仕事をしていると時折、驚くような不義理に遭遇することがある。長期的メリットを捨てて、目先の小さな利益の確保を優先して相手を裏切るケースなどだ。正直いって、これはあまり利口な行動とは言えない。自分の利益を最大化するなら信用を優先し、長期的に相手との良好な関係を保つ方が本人にとっても経済的メリットが大きいのは明らかだからだ。
このような不可解な不義理が起きる理由は「頭が悪いから貧乏になるのではなく、貧乏生活が頭を悪くする」で説明がつく。そしてこれは決して筆者の思い込みではない。論拠を取り上げながら考えたい。
貧乏になると賢者も愚者になる米国ハーバード大学の行動経済学者のSendhil Mullainathan氏は「たとえ賢い人間も貧乏生活でバカに変わる」という趣旨の主張をした。また、米国の科学雑誌「サイエンス」に掲載された論文によると、「知能テストの結果と、収入の多寡には明確な相関関係がある」と結果を明らかにした。

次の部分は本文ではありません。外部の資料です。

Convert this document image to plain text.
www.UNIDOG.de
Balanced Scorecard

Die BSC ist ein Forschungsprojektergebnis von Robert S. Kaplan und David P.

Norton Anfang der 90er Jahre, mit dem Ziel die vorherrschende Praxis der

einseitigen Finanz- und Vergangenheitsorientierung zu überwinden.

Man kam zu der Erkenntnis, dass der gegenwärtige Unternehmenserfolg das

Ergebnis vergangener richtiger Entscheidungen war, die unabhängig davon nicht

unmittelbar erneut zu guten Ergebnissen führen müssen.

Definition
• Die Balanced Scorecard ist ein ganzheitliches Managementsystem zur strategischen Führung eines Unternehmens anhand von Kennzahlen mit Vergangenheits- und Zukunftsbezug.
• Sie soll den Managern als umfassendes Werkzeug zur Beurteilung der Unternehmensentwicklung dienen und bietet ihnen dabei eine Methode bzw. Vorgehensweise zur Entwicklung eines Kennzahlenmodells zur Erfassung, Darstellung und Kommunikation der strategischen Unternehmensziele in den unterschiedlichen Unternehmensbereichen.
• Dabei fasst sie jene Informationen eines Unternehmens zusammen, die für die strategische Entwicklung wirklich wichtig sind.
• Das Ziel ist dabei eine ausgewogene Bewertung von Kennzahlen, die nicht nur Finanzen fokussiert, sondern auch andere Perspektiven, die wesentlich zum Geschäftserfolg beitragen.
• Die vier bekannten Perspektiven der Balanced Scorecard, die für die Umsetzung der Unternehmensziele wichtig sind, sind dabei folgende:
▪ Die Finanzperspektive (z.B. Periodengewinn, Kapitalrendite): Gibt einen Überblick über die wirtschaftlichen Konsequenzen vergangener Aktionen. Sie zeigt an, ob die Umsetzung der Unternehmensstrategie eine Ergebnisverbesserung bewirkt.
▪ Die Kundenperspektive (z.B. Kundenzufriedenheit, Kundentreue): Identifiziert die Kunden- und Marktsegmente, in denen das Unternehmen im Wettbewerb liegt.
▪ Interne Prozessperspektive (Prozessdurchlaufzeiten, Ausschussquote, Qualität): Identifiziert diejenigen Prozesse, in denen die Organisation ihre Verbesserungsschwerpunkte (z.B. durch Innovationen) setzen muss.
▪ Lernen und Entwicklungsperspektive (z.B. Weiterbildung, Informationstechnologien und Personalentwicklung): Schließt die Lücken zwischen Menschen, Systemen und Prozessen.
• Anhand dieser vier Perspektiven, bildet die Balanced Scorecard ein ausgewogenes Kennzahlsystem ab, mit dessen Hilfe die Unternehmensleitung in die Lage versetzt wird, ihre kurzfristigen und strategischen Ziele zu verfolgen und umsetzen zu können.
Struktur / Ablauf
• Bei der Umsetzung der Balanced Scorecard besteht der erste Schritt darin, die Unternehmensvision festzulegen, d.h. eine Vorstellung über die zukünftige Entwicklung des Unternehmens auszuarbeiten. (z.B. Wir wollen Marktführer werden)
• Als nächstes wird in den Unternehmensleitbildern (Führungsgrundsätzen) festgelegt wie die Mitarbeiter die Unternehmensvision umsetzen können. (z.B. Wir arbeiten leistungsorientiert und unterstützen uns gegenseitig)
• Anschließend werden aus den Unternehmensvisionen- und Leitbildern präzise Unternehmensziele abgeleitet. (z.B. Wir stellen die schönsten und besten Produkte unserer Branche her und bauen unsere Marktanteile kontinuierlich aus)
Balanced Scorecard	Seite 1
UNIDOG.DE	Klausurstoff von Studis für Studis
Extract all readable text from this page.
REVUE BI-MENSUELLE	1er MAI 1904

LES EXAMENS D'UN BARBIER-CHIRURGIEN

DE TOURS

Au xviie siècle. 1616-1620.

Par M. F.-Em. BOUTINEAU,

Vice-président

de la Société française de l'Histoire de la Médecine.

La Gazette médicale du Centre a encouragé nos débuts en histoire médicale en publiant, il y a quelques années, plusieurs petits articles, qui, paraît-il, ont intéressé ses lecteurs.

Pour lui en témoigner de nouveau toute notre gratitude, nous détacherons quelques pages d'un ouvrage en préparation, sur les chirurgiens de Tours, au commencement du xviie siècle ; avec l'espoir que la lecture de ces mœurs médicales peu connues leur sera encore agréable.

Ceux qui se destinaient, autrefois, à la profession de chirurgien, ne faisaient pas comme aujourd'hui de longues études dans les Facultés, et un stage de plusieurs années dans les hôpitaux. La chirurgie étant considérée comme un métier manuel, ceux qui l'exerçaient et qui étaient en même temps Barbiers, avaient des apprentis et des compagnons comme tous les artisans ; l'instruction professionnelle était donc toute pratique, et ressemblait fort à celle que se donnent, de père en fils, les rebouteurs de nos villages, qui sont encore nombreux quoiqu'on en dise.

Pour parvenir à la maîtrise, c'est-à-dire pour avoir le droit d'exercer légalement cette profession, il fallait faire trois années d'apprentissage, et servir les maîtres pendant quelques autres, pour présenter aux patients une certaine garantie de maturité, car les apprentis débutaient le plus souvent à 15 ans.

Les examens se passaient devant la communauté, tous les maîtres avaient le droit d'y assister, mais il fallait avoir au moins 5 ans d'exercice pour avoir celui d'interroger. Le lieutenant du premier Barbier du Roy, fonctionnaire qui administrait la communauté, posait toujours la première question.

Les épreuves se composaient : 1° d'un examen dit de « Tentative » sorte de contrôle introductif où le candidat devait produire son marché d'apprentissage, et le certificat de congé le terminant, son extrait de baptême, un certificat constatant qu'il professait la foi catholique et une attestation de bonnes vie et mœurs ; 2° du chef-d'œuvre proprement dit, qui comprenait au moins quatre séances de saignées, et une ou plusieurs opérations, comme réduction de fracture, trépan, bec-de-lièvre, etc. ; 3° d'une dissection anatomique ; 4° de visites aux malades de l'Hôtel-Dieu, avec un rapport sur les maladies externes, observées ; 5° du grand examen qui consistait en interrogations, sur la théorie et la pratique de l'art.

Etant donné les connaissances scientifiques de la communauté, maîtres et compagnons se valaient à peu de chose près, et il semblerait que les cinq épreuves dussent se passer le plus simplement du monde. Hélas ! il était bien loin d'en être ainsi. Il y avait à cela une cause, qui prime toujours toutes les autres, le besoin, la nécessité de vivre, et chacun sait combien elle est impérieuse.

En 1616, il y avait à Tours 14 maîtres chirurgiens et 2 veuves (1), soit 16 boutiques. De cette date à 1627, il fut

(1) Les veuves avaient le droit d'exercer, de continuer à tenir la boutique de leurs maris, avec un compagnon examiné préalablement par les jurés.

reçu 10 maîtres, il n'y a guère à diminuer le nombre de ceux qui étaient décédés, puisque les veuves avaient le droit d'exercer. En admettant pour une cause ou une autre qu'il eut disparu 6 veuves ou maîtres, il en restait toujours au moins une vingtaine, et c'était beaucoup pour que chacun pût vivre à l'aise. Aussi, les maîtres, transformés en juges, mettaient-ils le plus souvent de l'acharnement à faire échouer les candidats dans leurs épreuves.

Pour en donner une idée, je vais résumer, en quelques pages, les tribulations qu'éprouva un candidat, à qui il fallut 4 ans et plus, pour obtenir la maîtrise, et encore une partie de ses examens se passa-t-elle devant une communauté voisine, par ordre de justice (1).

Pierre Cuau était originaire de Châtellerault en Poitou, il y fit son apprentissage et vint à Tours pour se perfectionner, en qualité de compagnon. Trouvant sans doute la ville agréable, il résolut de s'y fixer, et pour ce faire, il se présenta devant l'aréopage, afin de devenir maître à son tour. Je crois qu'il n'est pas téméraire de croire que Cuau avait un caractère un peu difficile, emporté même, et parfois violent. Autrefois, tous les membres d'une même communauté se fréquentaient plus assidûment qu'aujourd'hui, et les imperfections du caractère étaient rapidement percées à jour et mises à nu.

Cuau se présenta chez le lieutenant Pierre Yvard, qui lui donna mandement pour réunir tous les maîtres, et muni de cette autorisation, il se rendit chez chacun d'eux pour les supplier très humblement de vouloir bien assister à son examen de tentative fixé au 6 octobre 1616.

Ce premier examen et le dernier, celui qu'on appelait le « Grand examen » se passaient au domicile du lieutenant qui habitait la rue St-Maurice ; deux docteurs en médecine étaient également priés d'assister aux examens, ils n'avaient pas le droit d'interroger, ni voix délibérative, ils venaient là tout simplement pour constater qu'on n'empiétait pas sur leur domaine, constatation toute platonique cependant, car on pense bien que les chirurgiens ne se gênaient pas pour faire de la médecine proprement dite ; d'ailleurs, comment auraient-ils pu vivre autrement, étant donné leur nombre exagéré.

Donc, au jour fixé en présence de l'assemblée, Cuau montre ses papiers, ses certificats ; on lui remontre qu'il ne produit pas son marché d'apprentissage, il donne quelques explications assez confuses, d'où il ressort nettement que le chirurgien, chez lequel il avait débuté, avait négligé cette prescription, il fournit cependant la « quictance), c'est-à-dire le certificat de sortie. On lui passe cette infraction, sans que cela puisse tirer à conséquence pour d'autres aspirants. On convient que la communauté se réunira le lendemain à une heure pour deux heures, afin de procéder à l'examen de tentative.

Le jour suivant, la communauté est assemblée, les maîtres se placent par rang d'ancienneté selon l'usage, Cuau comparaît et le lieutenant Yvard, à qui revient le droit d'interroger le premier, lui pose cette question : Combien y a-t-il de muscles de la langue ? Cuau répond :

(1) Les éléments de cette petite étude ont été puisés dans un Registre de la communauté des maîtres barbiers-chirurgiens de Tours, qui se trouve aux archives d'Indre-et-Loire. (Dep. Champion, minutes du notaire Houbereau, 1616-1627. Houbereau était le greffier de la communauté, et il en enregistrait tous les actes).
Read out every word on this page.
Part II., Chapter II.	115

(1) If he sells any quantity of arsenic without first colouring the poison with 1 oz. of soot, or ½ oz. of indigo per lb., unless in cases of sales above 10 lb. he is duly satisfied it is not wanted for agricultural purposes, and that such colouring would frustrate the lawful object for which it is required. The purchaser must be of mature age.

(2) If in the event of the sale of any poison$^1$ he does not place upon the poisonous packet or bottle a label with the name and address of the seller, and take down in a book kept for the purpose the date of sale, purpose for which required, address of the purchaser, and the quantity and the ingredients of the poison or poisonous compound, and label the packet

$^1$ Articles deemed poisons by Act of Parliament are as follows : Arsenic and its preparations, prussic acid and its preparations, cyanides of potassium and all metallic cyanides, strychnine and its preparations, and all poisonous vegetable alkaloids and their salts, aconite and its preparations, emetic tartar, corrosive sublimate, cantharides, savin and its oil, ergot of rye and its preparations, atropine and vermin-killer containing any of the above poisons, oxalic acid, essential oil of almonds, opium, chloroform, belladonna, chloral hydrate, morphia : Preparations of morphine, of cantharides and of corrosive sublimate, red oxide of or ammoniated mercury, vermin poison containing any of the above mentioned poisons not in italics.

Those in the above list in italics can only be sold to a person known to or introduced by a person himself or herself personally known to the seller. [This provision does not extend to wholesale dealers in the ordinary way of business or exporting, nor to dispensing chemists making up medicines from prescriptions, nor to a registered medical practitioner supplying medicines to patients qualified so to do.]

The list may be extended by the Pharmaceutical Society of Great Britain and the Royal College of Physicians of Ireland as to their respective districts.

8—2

「貧しい生活」は元々の知力を乗り越えてあらゆる人間を愚者へ導く影響力があるのだ。ハーバード大学の研究者はこの現象を「コンピューターが巨大なデータを処理できず、オーバーフローしてしまう現象に近い」と表現した。どういうことか?
簡単な話だ。貧乏生活になると四六時中、支払期日や残高、利子といった経済にまつわる変数が多くなってその対処に追われるため、心穏やかで冷静かつ長期的な思考を奪われてしまう。故に、長期的に取り組む方がメリットのある行動をせず、短期決戦や一発勝負で戦いを挑んでしまうのだ。どれだけ賢い人間でも、目先の支払期日の迫った請求書を大量に抱えていては、まともな思考はできなくなる。
その結果、人によっては犯罪というどう考えても割に合わない愚かな選択肢を取るほどの愚者に落ちる。「犯罪なんて得のない行動をするのはバカだ」と笑うのは簡単だが、犯罪者も経済的に困窮して知力を奪われていなければ、多くは手に染めることはなかっただろう。